PURPOSE: We prospectively evaluated long-term survival in patients with renal cell carcinoma extending to the inferior vena cava.

MATERIALS AND METHODS: From 1993 and thereafter we followed 86 men and 48 women with a median age of 64 years (range 28 to 86) with renal cell carcinoma and tumor thrombus involvement of the inferior vena cava. Cancer specific survival was analyzed based on clinical therapy, tumor extent, thrombus level and grading.

RESULTS: Median followup was 16.4 months (range 0 to 178.9). At the time of this report 97 cancer specific deaths had occurred. Of the 134 patients 111 underwent radical nephrectomy, cavotomy and thrombus extraction, of whom 30 had distant metastases at surgery, and 23 were treated with embolization and immunotherapy. These nonsurgical patients who refused surgery had a high tumor load or a low Karnofsky performance status that may have affected survival. They died at a median of 6.9 months (range 0.1 to 23.6). Patients treated surgically, including those with metastases, had a significantly higher median survival of 19.8 months (range 0 to 178.9). Surgical patients with localized tumor (N0M0) had significantly higher median survival than those with metastatic (NxM1) disease (51.7 months, range 0 to 178.9 vs 6.9, range 0.6 to 149.7). Surgical patients with metastatic disease who underwent interferon and interleukin based immunotherapy had significantly higher median survival than those who did not (13.5 months, range 2.5 to 149.7 vs 5.1, range 0.6 to 24.0). On multivariate analysis localized tumor stage (N0M0) vs advanced tumor stage (N+M0 and NxM1), Fuhrman grade groups 1 and 2 vs 3 and 4, and tumor thrombus levels I and II vs III and IV were independent prognostic factors.
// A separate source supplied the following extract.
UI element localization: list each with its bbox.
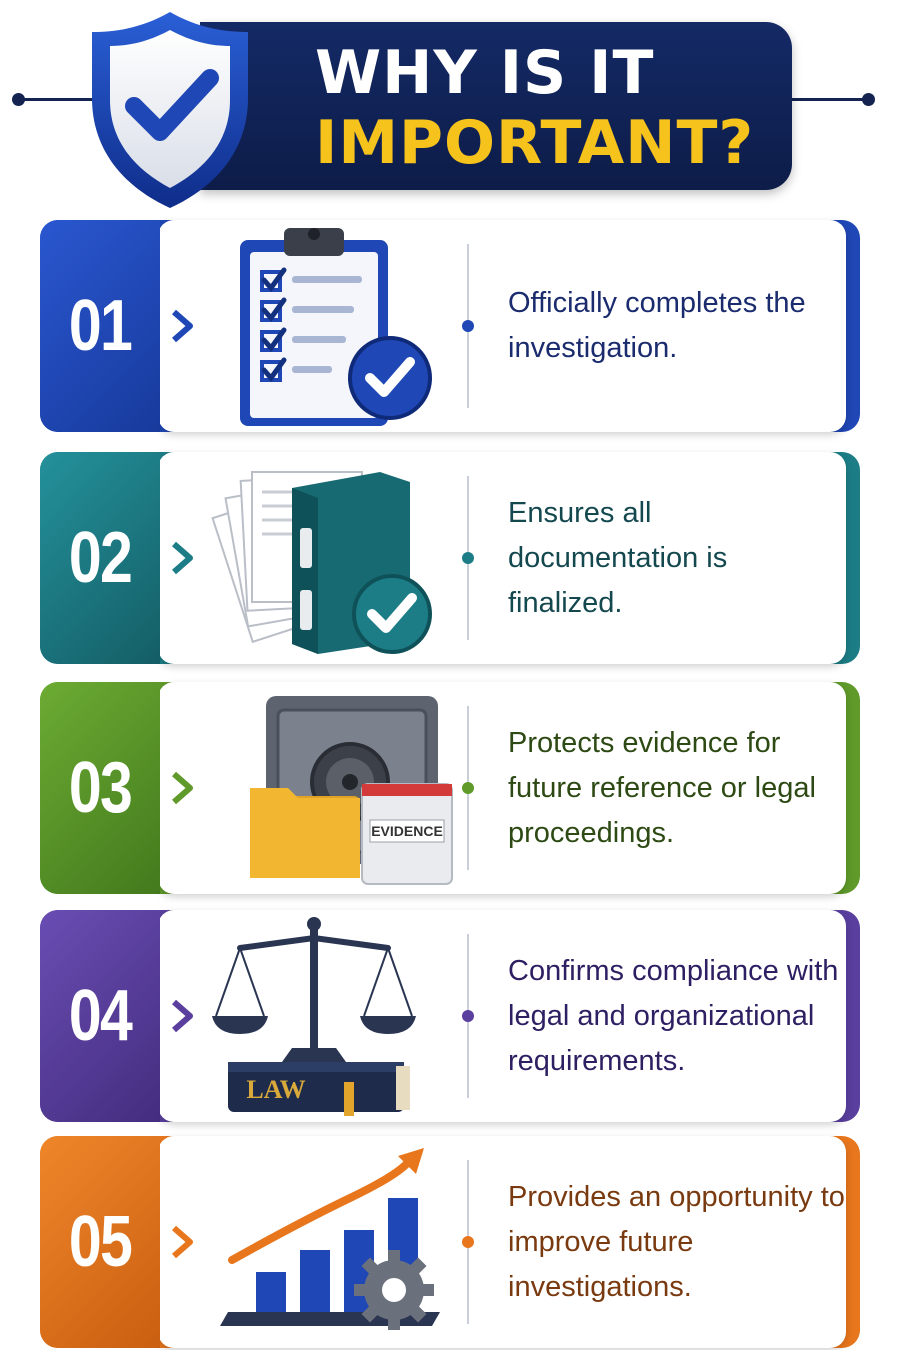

CONCLUSIONS: Currently radical surgery represents the only chance of long-term survival for patients with renal cell carcinoma and tumor thrombus extension in the inferior vena cava. Median cancer specific survival is significantly higher with localized tumor. However, even with metastatic disease radical surgery can prolong survival, especially when immunotherapy is added. Fuhrman grade and tumor thrombus level are also prognostic factors.